Mrs Linda Asante Agyei, Vice President of the Ghana Journalists Association (GJA), has urged journalists to take all necessary precautions to ensure their safety during the 2024 presidential and parliamentary elections.
She said journalists played a crucial role in ensuring accurate, unbiased information reached the public, which was essential for maintaining a transparent and credible election process.
“The safety of journalists is very critical this year and we should make sure that we live to tell the story and not as being the story to be told,” she said.
The GJA Vice President gave the advice in an interview with the media on the sideline of a three-day pre-election workshop organised for 30 journalists at Aburi in the Eastern Region, over the weekend.
Organised by Reporters Without Borders (RSP), the workshop sought to equip journalists with information and guidelines of election coverage to enable them to effectively deliver on their mandates.
Participants were taking through critical election topics such as guidelines for election coverage, gatekeeping role of journalists in elections, elections and safety of journalists, fact-checking, and the risk in election reporting, among others.
Mrs Asante Agyei noted that this year’s election was a crucial one, stressing the need for accurate reportage.

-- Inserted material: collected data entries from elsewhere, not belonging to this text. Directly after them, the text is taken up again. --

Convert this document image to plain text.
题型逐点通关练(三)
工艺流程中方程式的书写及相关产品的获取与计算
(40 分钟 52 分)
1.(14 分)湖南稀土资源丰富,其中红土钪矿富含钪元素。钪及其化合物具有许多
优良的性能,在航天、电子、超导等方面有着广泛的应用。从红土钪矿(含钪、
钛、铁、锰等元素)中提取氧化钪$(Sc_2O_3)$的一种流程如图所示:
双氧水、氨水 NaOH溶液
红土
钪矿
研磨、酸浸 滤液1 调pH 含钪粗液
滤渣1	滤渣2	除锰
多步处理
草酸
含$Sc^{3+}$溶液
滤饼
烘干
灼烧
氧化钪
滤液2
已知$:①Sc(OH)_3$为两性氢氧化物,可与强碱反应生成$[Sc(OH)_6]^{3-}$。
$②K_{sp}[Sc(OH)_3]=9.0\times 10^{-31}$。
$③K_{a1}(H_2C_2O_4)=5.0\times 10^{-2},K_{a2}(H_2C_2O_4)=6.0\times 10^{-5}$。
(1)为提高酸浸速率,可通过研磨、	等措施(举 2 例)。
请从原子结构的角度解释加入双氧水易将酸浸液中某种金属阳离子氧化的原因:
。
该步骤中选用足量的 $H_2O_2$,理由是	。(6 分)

She said the safety of journalists was essential in achieving a credible poll before, during and after the elections and urged them not to sacrifice their lives in their efforts to obtain information during the elections.
Mrs Asante Agyei said the safety of journalists was a major priority for the GJA, particularly in the run-up to the December 7 polls and entreated media practitioners to hold high ethical and professional standards to ensure that their safety and that of others were protected.
Mr Umaru Sanda Amadu, Broadcast Journalist with Citi FM and Channel 1 Television, said as frontliners in the election, journalists had a crucial role to play to safeguard the electoral process and protect the peace and democracy of the country.
Journalists, he said, must therefore be careful and report accurately, adding that the media must “hasten cautiously” in trying to be the first to break results of the election.
Mr Alfred Ocansey, Head of Political Desk at Media General, stressed the need for journalists to thoroughly scrutinise information received to establish their authenticity before publishing, cautioning them against “sacrificing accuracy for speed.”
He said: “At no point should journalists be in a hurry to put out information that has not been verified.”
Ms Zubaida Mabuno Ismail, Country Representative for Reporters Without Borders, advised journalists to immediately leave the scene if their lives were threatened saying, “no story is worth or lives.”
She also urged media organisations to be courageous in their quest to project the elections, describing it as an effective mechanism for checking the Electoral Commission, electoral process, and the political parties.
“When you look at other jurisdictions, they call the elections. In Ghana here, we don’t call elections, we project elections and if our system, our regulations allow us to project election, what’s wrong with that.
“So, we shouldn’t be cowards into not doing it, it’s our job because we all put the Electoral Commission in check and then all other stakeholders in check because who knows whatever they are scheming behind.
“But when you are able to project then it sends them a signal that people are watching and as you are analysing in your strong room at your party headquarters, journalists are also analysing in their strong rooms in their news companies, and so that is something we should be proud of and we should keep doing it,” she explained.
Mr Kofi Adu Domfeh, News Editor, Multimedia, advised journalists to “treat every polling station as a potential hotspot” to avoid being taken by surprise.
Other speakers at the training workshop were Mr Bright Nana Amful, Broadcaster with Metro TV and Mr Evans Aziamor-Mensah of Fact-Check Ghana and the Fourth Estate.